While the scene at Tuten and Tuten Farms is picturesque, caring for and monitoring the cattle herd is strictly business for Gary and Junior Tuten, shown here on horseback.

“We’re constantly looking to improve the base herd,” Tuten says. “A hundred years ago, they would just turn cattle loose and then gather them, but that day is gone. You can’t survive doing that because you can’t get your calves big enough. In those days, a 350-pound calf was considered big. Now, we’re weaning calves at 680 to 700 pounds. That’s how much the quality of the cattle has changed. My job is to get the maximum quality and gain off the resources I have.”  
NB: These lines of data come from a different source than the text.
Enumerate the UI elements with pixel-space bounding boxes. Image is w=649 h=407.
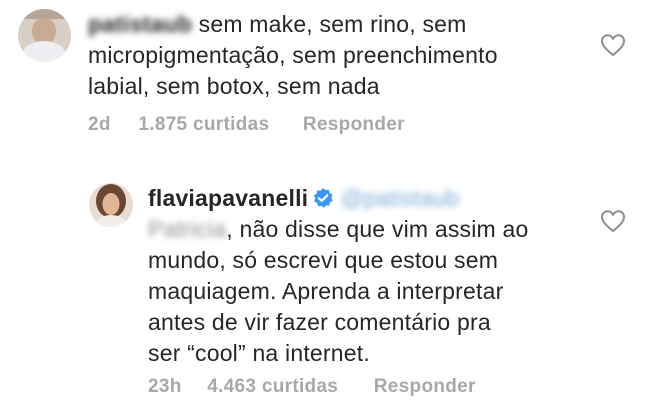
comment-text-line: micropigmentação, sem preenchimento — [88, 42, 498, 68]
comment-likes[interactable]: 1.875 curtidas — [138, 114, 269, 136]
comment-username[interactable]: flaviapavanelli — [148, 185, 308, 211]
comment-meta: 2d 1.875 curtidas Responder — [88, 114, 405, 136]
comment-time[interactable]: 2d — [88, 114, 111, 136]
heart-outline-icon[interactable] — [600, 33, 626, 57]
comment-meta: 23h 4.463 curtidas Responder — [148, 376, 476, 398]
comment-text: patistaub sem make, sem rino, sem microp… — [88, 9, 608, 102]
comment-text-line: antes de vir fazer comentário pra — [148, 309, 491, 335]
heart-outline-icon[interactable] — [600, 209, 626, 233]
comment-text-line: , não disse que vim assim ao — [226, 216, 529, 242]
comment-text-line: mundo, só escrevi que estou sem — [148, 247, 499, 273]
comment-text-line: sem make, sem rino, sem — [198, 11, 467, 37]
comment-username[interactable]: patistaub — [88, 9, 192, 40]
comment-text-line: labial, sem botox, sem nada — [88, 73, 380, 99]
mention-link[interactable]: @patistaub — [340, 183, 459, 214]
reply-button[interactable]: Responder — [374, 376, 476, 398]
comment-text-line: maquiagem. Aprenda a interpretar — [148, 278, 504, 304]
comments-thread: patistaub sem make, sem rino, sem microp… — [0, 0, 649, 407]
mention-name: Patricia — [148, 216, 227, 242]
reply-button[interactable]: Responder — [303, 114, 405, 136]
comment-text: flaviapavanelli @patistaub Patricia, não… — [148, 183, 618, 369]
avatar[interactable] — [18, 9, 71, 62]
comment-time[interactable]: 23h — [148, 376, 182, 398]
verified-badge-icon — [312, 186, 334, 208]
comment-likes[interactable]: 4.463 curtidas — [207, 376, 338, 398]
comment-text-line: ser “cool” na internet. — [148, 340, 370, 366]
avatar[interactable] — [89, 183, 133, 227]
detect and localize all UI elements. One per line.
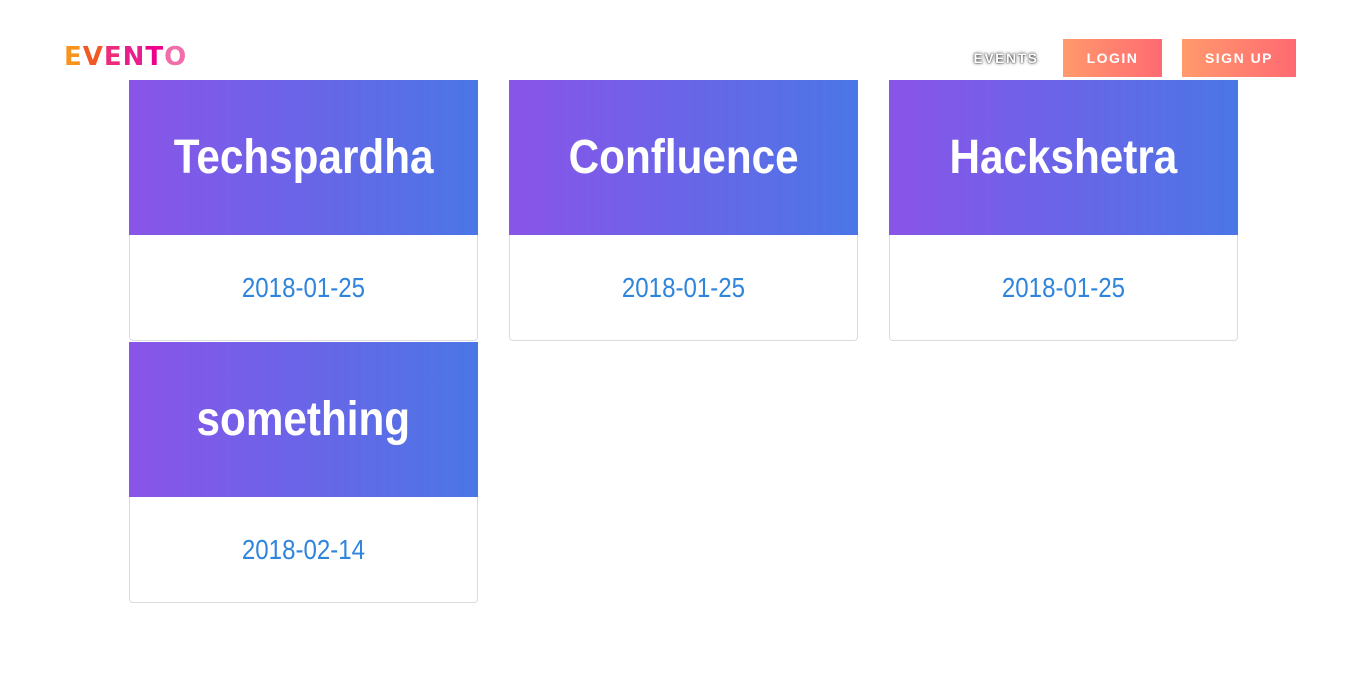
event-title: Confluence — [568, 131, 799, 184]
login-button[interactable]: LOGIN — [1063, 39, 1162, 77]
event-title: Hackshetra — [949, 131, 1178, 184]
event-card[interactable]: Hackshetra 2018-01-25 — [889, 80, 1238, 341]
event-date: 2018-02-14 — [241, 534, 366, 565]
event-card[interactable]: Techspardha 2018-01-25 — [129, 80, 478, 341]
event-card-banner: Confluence — [509, 80, 858, 235]
event-card[interactable]: Confluence 2018-01-25 — [509, 80, 858, 341]
event-card-banner: Techspardha — [129, 80, 478, 235]
logo-letter: E — [103, 42, 123, 72]
logo-letter: N — [122, 42, 146, 72]
event-title: something — [196, 393, 411, 446]
evento-logo[interactable]: EVENTO — [64, 42, 187, 72]
event-card-banner: something — [129, 342, 478, 497]
event-card-banner: Hackshetra — [889, 80, 1238, 235]
event-date: 2018-01-25 — [241, 272, 366, 303]
page: EVENTO EVENTS LOGIN SIGN UP Techspardha … — [0, 0, 1366, 682]
logo-letter: T — [145, 42, 165, 72]
logo-letter: V — [82, 42, 104, 72]
event-card[interactable]: something 2018-02-14 — [129, 342, 478, 603]
signup-button[interactable]: SIGN UP — [1182, 39, 1296, 77]
event-date: 2018-01-25 — [1001, 272, 1126, 303]
logo-letter: E — [64, 42, 83, 72]
logo-letter: O — [164, 42, 188, 72]
nav-events-link[interactable]: EVENTS — [966, 39, 1046, 77]
event-date: 2018-01-25 — [621, 272, 746, 303]
event-title: Techspardha — [173, 131, 434, 184]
Selling the cattle is also not simply weighing the animals and shipping them on trucks. It requires months of planning, preparations and accurate recordkeeping.

“We prepare the cattle for sale four months before it’s time to sell them,” Tuten says. “And we document everything we do. We record the serial numbers off our vaccines, the lot numbers, the expiration dates and such.”

This information follows the cattle to the feedlots and all the way to the processing plants, where more information is recorded and conveyed back to the individual cattle producers.

“Electronics is in the cattle industry,” Tuten says. “We can now trace cattle from the day they’re born until they die. That information stays with the cattle until they’re killed, and the processing plants also record information that’s sent back to us, letting us know how these calves fed and their weights, grades and conversion ratios. And then we work to improve on that.”

Tuten once tried managing a furniture/appliance store, but found it insufficiently challenging.

He tired of commission work after two terms, deciding politicking wasn’t for him. Cattle ranching, on the other hand, is in his blood, and also satisfies his need for challenges, notwithstanding the long hours and associated risks. He’s hopeful for the future of the family business too, given his grandchildren’s expressed desire to continue it. Meanwhile, it’s his to watch over and grow.    

It’s now near noon and the herd has been processed, although another waits on a different pasture. Gracious host that he is, Tuten invites me to the next roundup. I, however, equally graciously decline the invitation, being more sensibly inclined, if not a little saddle sore and a mite wiser about cattle ranching.